Women Tech Women Yes — Summer Gala 2019 Case Study

As a Student at Metis Data Science Bootcamp, Chicago we were challenged to optimise engagement for their Summer Gala.

Mission Statement:

Women Tech Women Yes (WTWY) is a fictitious organisation based in New York City, looking to optimise the placement of their street teams in subway stations, in anticipation of their Summer 2019 Gala. Their goal is raise awareness and promote women in tech. The street teams will collect email addresses to send invitations to their Summer Gala. WTWY’s priority is maximise the number of emails collected and potential donations to their cause … this is where we come in …

Grand Central Station, New York City


We wanted to analyse individual turnstile data from subway stations across New York City in order to attain the busiest stations across the city. From this our goal was to isolate the peak days and times to place street teams at these stations.

Our second goal was to assess Census Data to target those more likely to show interest and potentially donate to WTWY’s cause.
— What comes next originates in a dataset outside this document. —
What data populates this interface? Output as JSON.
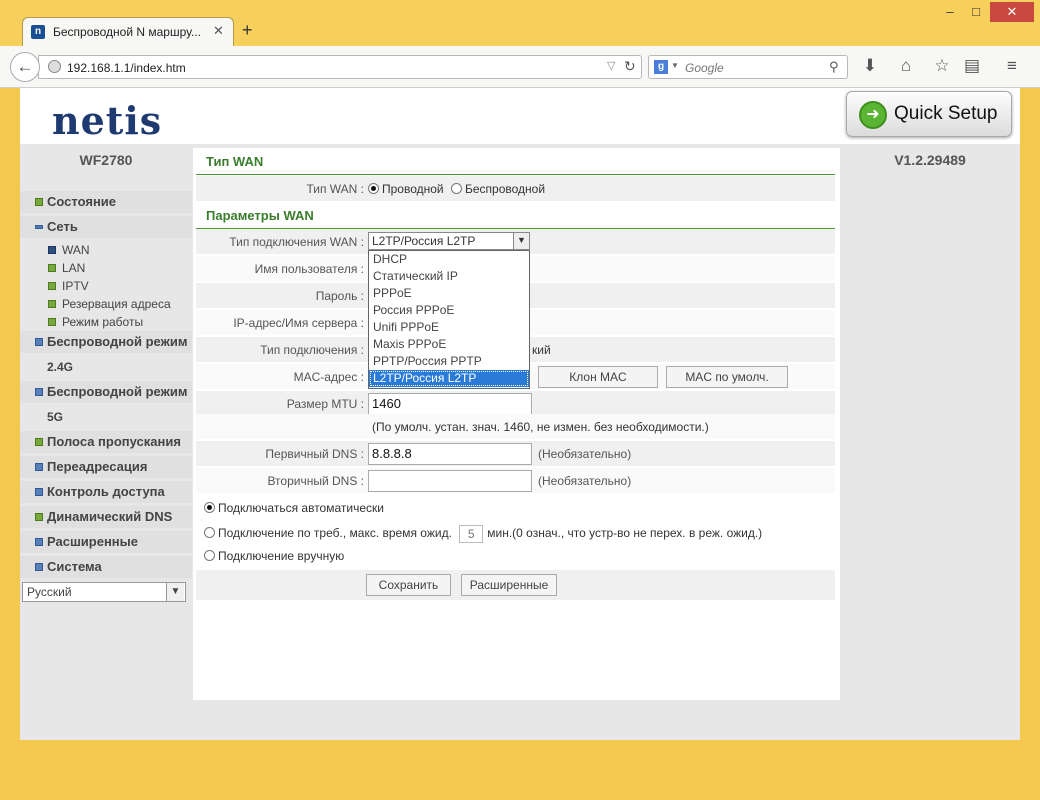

(N.B. Due to the 4 day deadline on this project, we used 2017 turnstile data apposed to 2018, as the 2017 data had been collated into a single .csv file and importing this data was considerably faster.)

MTA Dataset Process:

The following assumptions were initialised when assessing this dataset:

  1. The busiest stations over provided more potential signatures.
  2. By combining turnstile entrance and exit data, we included those leaving the station alongside those entering.

When using a dataset with 8.88M rows (yep, 8.88 million!) it was most important to understand the dataset, assess the statistics of the data and clean any rows that may cause problems later on in the analysis. In order to do this, we standardised the column names, removed any duplicate entries and ordered the data according to each individual turnstile.

Each turnstile is defined by 4 components (“C/A”, “Unit”, “SCP”, “Station”) represented as 4 separate columns in the dataset, therefore we had to group the rest of the data in accordance of these four components to analyse each individual turnstiles.

(Documentation on individual components can be found here)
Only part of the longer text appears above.